As long as there are legislators who feel like they should be controlling the relationship between physicians and patients, there will always be a need for organizations such as MSSC, the Kansas Medical Society and the AMA to work to preserve and protect the privacy and care between physicians and patients.
There were many takeaways from the AMA annual meeting. Here are a few that physicians across the country are working on:
Telehealth. The AMA is continuing to encourage solutions to meet the needs of patients through telemedicine. Its use during COVID-19 pandemic helped show how valuable this tool can be. In Kansas, Gov. Laura Kelly recently announced a $30 million program to connect rural counties to high-speed internet. The state also won this month a nearly $43 million grant to build internet infrastructure.

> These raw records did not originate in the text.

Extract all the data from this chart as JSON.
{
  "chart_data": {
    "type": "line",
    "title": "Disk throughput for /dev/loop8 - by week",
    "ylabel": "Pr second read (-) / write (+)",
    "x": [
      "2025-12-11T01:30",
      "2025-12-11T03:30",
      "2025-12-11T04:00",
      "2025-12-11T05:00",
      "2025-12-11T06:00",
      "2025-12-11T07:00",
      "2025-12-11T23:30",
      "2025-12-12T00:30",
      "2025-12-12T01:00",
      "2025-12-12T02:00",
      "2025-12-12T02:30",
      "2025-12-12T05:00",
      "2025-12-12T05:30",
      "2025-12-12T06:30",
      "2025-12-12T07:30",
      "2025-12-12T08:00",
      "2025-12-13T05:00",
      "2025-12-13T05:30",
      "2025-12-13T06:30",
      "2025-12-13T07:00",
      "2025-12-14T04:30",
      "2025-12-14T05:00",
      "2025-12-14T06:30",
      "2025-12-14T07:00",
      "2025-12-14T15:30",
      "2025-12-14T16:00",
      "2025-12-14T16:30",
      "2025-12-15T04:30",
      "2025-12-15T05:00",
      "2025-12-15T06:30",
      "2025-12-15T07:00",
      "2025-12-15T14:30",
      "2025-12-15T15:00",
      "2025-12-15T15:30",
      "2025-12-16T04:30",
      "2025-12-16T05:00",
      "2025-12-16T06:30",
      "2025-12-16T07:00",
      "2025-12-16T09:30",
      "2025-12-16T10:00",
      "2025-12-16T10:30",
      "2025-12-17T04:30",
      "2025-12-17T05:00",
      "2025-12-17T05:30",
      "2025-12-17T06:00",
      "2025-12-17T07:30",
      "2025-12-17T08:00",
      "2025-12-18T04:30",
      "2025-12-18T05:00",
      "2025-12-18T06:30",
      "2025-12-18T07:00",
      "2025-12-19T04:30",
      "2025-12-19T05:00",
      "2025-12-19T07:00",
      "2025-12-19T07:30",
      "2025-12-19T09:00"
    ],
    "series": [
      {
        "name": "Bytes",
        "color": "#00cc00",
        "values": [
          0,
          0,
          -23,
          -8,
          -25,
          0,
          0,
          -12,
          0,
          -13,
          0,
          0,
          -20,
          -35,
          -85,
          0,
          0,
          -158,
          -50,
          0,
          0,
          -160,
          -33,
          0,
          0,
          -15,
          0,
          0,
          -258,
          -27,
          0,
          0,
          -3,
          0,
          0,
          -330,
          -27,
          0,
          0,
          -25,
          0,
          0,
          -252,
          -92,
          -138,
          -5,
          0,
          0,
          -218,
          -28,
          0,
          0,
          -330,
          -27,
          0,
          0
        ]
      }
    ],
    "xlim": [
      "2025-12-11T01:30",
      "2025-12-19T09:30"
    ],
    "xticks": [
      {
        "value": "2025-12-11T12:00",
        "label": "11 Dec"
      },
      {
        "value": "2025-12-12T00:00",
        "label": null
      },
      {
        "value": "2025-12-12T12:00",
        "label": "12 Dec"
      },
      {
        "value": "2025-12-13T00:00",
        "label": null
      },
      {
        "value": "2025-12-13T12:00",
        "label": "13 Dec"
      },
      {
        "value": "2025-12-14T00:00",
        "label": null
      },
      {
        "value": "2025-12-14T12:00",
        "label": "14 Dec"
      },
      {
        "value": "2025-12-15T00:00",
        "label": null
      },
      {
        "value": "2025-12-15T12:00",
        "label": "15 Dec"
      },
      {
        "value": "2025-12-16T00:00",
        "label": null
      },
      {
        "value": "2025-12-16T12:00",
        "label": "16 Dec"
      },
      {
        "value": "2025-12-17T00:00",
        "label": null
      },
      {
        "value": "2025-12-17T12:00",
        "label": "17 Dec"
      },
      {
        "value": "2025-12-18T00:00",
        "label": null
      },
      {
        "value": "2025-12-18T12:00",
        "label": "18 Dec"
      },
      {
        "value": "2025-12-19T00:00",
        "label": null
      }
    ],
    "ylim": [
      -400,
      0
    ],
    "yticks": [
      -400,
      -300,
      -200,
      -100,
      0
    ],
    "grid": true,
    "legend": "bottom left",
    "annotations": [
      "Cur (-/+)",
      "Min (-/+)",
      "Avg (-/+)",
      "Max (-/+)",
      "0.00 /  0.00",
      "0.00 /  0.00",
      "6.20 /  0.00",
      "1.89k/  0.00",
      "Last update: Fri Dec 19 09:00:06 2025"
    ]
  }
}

Equitable care. I remember being taught that all Black patients should be placed on a diuretic if their blood pressure was elevated, because of the “African gene” theory. And though it has been debunked, it still shows up and limits or delays the appropriate treatment for a patient’s blood pressure. The AMA encourages the overall goal to reduce health disparities and recommends cultivating self-awareness of implicit biases, avoiding language that stigmatizes or demeans patients and using the social history to capture information about non-medical factors that affect a patient’s health status and access to health care.
Physician leadership. The AMA is advocating for physician leadership in emergency rooms instead of non-physicians or financial stakeholders. The AMA discourages any legislation that allows others to test, diagnose and treat medical conditions without physician supervision. Such scope-of-practice creep has occurred in some states, including Kansas, despite the data proving that it is not helping our rural communities.
Residency training. There are not enough residency training programs for the graduating medical students. Expanding the number of residencies is an AMA goal. The AMA also wants to encourage the education of residents in leading interprofessional care teams. As this has become a standard of practice in both hospitals and non-hospital settings, it’s important that physicians know how to work with and lead such teams.
Opioid epidemic. MSSC’s February membership meeting was about fentanyl in Kansas. An AMA report shows drug overdose deaths among 10- to 19-year-olds jumped 109% between 2019 and 2021 in the United States. To save lives, the AMA supports widespread access to safe and affordable overdose reversal drugs such as naloxone. And, consistent with what our MSSC president-elect, Howard Chang, MD, told us back in February, AMA supports naloxone access in schools to help reverse these overdoses.
Pay. When adjusted for inflation, Medicare physician payments have effectively declined more than 20% from 2001 to 2023. AMA is pushing to make an adjustment increase in Medicare physician payments annually at least equal to the annual percentage increase in the Medicare Economic Index. We deserve fair payment for our work.
The MSSC is here to represent and work for you. We appreciate your membership and support as we partner with KMS and the AMA to advocate on your behalf.